If you've ever been a little girl or a guy with earrings, you've probably experienced the rite of passage of going to the local mall to get your ears pierced. And when you did, you probably remember that thing that they used to stick pretty little studs into your ears. It kind of looked like a cross between a stapler and a nail gun and was less painful than a quick immunization shot.
And if that was your ear piercing experience, you're probably thinking that "ear stapling" for weight loss isn't the craziest thing in the world. The Chinese have been using acupuncture for a kajillion years, right? Isn't this the same thing?
If jamming needles into your back is healthy, stapling your earlobes HAS to be?
In a word, no. Not at all. Because even though ear stapling is loosely based on auricular acupuncture (which isn't an actual science, by the way), we're pretty sure practicing acupuncturists don't leave needles in their patients ears for weeks at a time.
Pierced earlobes, though nasty if infected, are soft tissue and tend to heal even if the guy doing the piercing is picking his nose and eating a hot dog during the procedure. Staples, however, need to be placed at the exact right spot so that they hit the correct acu-points. Said points are located in the hard cartilage of the ear.
Piercings in the area will hurt like a bastard and heal much more slowly. Plenty of people have also had to deal with permanently disfiguring infections thanks to the stapling process. Oh, and the holes caused by the procedure are also very likely going to be there forever.
So, potential pain, infection, scarring and the fact that you have goddamn staples in your ears? All risks totally worth taking for a diet procedure that has absolutely no scientific studies whatsoever to back up its effectiveness. But it beats switching to salad and going for a jog every now and then, right?
"I'm putting on weight! Time to mutilate my face."
Show us a girl with a toe ring and we'll show you a girl with a butterfly tramp stamp. (Hint - It's the same girl.) But seriously, toe rings have long been considered the go-to jewelry of sassy broads and floozy foxes alike for years. And we're thinking those girls are going to shit a brick when they find out there are some rings that are specifically marketed to help women lose weight.
Which is more of a bonus than "Making you irresistible to foot fetishists."
Not by forcing them to run from the dozens of suitors chasing them on account of their sexy ass toe jewelry, as you probably assumed, but by making them silly walk.

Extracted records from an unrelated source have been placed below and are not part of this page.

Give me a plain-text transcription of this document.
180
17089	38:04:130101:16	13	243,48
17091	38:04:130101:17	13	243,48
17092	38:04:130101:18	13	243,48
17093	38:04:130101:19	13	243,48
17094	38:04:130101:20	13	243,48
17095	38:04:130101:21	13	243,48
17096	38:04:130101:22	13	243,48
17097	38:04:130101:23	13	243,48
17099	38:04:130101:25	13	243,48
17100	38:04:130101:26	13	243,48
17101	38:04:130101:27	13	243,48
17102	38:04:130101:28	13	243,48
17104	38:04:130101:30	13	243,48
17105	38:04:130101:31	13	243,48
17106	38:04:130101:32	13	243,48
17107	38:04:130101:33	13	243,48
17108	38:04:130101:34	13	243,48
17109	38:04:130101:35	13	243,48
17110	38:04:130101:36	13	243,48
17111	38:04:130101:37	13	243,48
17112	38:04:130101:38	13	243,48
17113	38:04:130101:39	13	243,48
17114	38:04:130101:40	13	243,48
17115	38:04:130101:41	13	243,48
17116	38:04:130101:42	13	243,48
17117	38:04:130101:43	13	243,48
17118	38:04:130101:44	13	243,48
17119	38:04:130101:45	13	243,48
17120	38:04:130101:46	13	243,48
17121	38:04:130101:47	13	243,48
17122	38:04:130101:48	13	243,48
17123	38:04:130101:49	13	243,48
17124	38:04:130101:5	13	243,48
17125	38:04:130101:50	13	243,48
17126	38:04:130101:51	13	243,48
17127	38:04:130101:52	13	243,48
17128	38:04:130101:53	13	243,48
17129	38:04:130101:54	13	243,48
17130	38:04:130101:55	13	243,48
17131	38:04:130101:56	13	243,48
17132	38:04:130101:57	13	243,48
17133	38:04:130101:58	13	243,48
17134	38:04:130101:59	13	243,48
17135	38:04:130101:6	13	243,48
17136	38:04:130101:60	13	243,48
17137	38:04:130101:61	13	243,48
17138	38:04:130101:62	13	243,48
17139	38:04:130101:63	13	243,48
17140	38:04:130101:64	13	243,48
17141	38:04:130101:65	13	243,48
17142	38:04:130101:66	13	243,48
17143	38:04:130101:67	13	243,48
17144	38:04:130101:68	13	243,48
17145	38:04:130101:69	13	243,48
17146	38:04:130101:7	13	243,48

Slim Rings consist of a pair of flexible silicone plastic rings that fasten around your big toes. Their main feature is a small bump that points downwards, so each time you put pressure on your foot, you shift the distribution of your weight. This causes the way you stand and walk to change, putting strain on less used muscles and thus supposedly making the muscles from your head to toe work more efficiently. The program is supposed to particularly affect the problem areas of the stomach and inner thighs, making fatassed people less fatassed and skinny people even skinnier.
Or photoshopped people even more photoshopped.
Of course, affecting an unnatural walking style can screw up your legs and posture. Or that you're voluntarily wearing the equivalent of a nasty callus on both your big toes instead of addressing any of the actual causes of weight gain, like diet or real exercise. Calorie counting is for the birds. Birds who aren't wearing magic rings on their toes.